Diario Sur

LA ROTONDA

Mirar al Rey

Hay declaraciones y mensajes en las redes sociales de algunos de nuestros dirigentes nacionales que serían para reírles las bromas si no fuera porque la cosa es mucho más seria. Es más, que haya personas tan serias como Jordi Sevilla tomándose a chasca la no investidura de Rajoy con comentarios realmente absurdos hace que la clase dominante (o sea, la mayoría ciudadana de este país llamado España) se cabree aún más y piense que todo esto es como una especie de juego en el que unos y otros se han enzarzado sin ninguna mala conciencia. No puede ser bueno que no haya gobierno, pese a las no menos frases chorras de que «estamos mejor así», porque no lo es y porque no puede serlo. Para empezar tendremos los Presupuestos prorrogados (y gracias a que el Ejecutivo en funciones aprobó el de este año contra viento, marea y críticas de no pocos, que si no las estaríamos pasando ya canutas...), y Europa nos mira de reojo aunque bastante tienen algunos con las que les está cayendo también (léase Reino Unido o Alemania), porque entre otras cosas somos fuertes estructural y económicamente hablando como para que el proyecto comunitario no se resienta si seguimos mareando la perdiz Pirineos abajo. Mientras, los independentistas, frotándose las manos, porque se aprovechan, y no poco, de la 'provisionalidad de los que están en funciones'. Ocurre que el laberinto en el que se ha convertido el Congreso parece no tener puerta de salida, sobre todo cuando el líder del segundo partido más votado, se está haciendo un lío de los que antiguamente se decían que eran iguales a las madejas enredadas que no tenían ni principio ni fin. Pedro Sánchez, que no tiene pudor alguno en afirmar que va a intentar la presidencia con 85 diputados, ya está siendo fuertemente contestado por amplios sectores de su propio partido. Está buscando su supervivencia, pero tan egoísta y torpemente lo hace que parece importarle más que el bien general de su partido y (ya es fuerte eso, sí...) el de la propia España. Es una pena, porque 'debutó' en esto de la política con cierto garbo, pero se ha desfondado: «Mucho figurín y poco patatán», como decía en una de sus inolvidables películas Paco Martínez Soria.
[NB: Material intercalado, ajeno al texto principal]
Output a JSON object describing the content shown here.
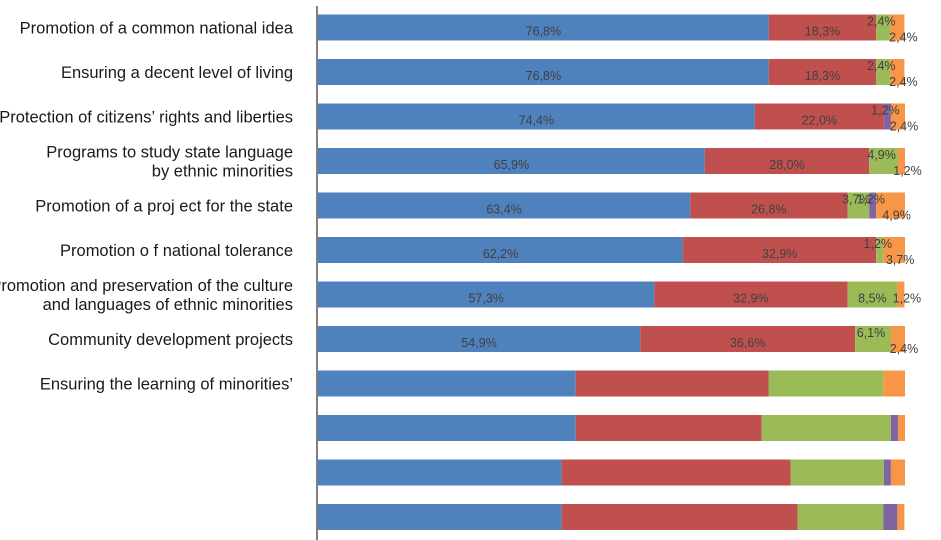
{
  "chart_data": {
    "type": "bar",
    "orientation": "horizontal",
    "stacked": true,
    "xlim": [
      0,
      100
    ],
    "grid": false,
    "legend": "none",
    "categories": [
      "Promotion of a common national idea",
      "Ensuring a decent level of living",
      "Protection of citizens’ rights and liberties",
      "Programs to study state language by ethnic minorities",
      "Promotion of a proj ect for the state",
      "Promotion o f national tolerance",
      "Promotion and preservation of the culture and languages of ethnic minorities",
      "Community development projects",
      "Ensuring the learning of minorities’",
      "",
      "",
      ""
    ],
    "category_lines": [
      [
        "Promotion of a common national idea"
      ],
      [
        "Ensuring a decent level of living"
      ],
      [
        "Protection of citizens’ rights and liberties"
      ],
      [
        "Programs to study state language",
        "by ethnic minorities"
      ],
      [
        "Promotion of a proj ect for the state"
      ],
      [
        "Promotion o f national tolerance"
      ],
      [
        "Promotion and preservation of the culture",
        "and languages of ethnic minorities"
      ],
      [
        "Community development projects"
      ],
      [
        "Ensuring the learning of minorities’"
      ],
      [],
      [],
      []
    ],
    "series": [
      {
        "color": "#4f81bd",
        "values": [
          76.8,
          76.8,
          74.4,
          65.9,
          63.4,
          62.2,
          57.3,
          54.9,
          43.9,
          43.9,
          41.5,
          41.5
        ]
      },
      {
        "color": "#c0504d",
        "values": [
          18.3,
          18.3,
          22.0,
          28.0,
          26.8,
          32.9,
          32.9,
          36.6,
          32.9,
          31.7,
          39.0,
          40.2
        ]
      },
      {
        "color": "#9bbb59",
        "values": [
          2.4,
          2.4,
          0,
          4.9,
          3.7,
          1.2,
          8.5,
          6.1,
          19.5,
          22.0,
          15.9,
          14.6
        ]
      },
      {
        "color": "#8064a2",
        "values": [
          0,
          0,
          1.2,
          0,
          1.2,
          0,
          0,
          0,
          0,
          1.2,
          1.2,
          2.4
        ]
      },
      {
        "color": "#f79646",
        "values": [
          2.4,
          2.4,
          2.4,
          1.2,
          4.9,
          3.7,
          1.2,
          2.4,
          3.7,
          1.2,
          2.4,
          1.2
        ]
      }
    ],
    "data_labels": [
      [
        "76,8%",
        "18,3%",
        "2,4%",
        "",
        "2,4%"
      ],
      [
        "76,8%",
        "18,3%",
        "2,4%",
        "",
        "2,4%"
      ],
      [
        "74,4%",
        "22,0%",
        "",
        "1,2%",
        "2,4%"
      ],
      [
        "65,9%",
        "28,0%",
        "4,9%",
        "",
        "1,2%"
      ],
      [
        "63,4%",
        "26,8%",
        "3,7%",
        "1,2%",
        "4,9%"
      ],
      [
        "62,2%",
        "32,9%",
        "1,2%",
        "",
        "3,7%"
      ],
      [
        "57,3%",
        "32,9%",
        "8,5%",
        "",
        "1,2%"
      ],
      [
        "54,9%",
        "36,6%",
        "6,1%",
        "",
        "2,4%"
      ],
      [
        "",
        "",
        "",
        "",
        ""
      ],
      [
        "",
        "",
        "",
        "",
        ""
      ],
      [
        "",
        "",
        "",
        "",
        ""
      ],
      [
        "",
        "",
        "",
        "",
        ""
      ]
    ]
  }
}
El problema es que esto no es ficción ni una broma, aunque parece que hay quienes piensan lo contrario. Rajoy, por su parte, tiene que evitar que le metan goles como el del 'autodescartado' exministro Soria para el BM en un error rectificado que pudo alcanzar proporciones desconocidas. Mientras, los que hablan de terceras elecciones, que sumen sus fuerzas para evitarlas. Si lo hacen se consigue, seguro. El problema es que a muchos les interesa eso, otra vez a las urnas. Hay ocasiones en los que más de uno mira (directamente o de reojo) al Rey, que aunque reina y no gobierna, igual les puede mandar 'un mensajito' a 'los cuatro'. Y es que en todos los equipos hay suplentes, no todos pueden ser 'titulares'. Que no se olviden.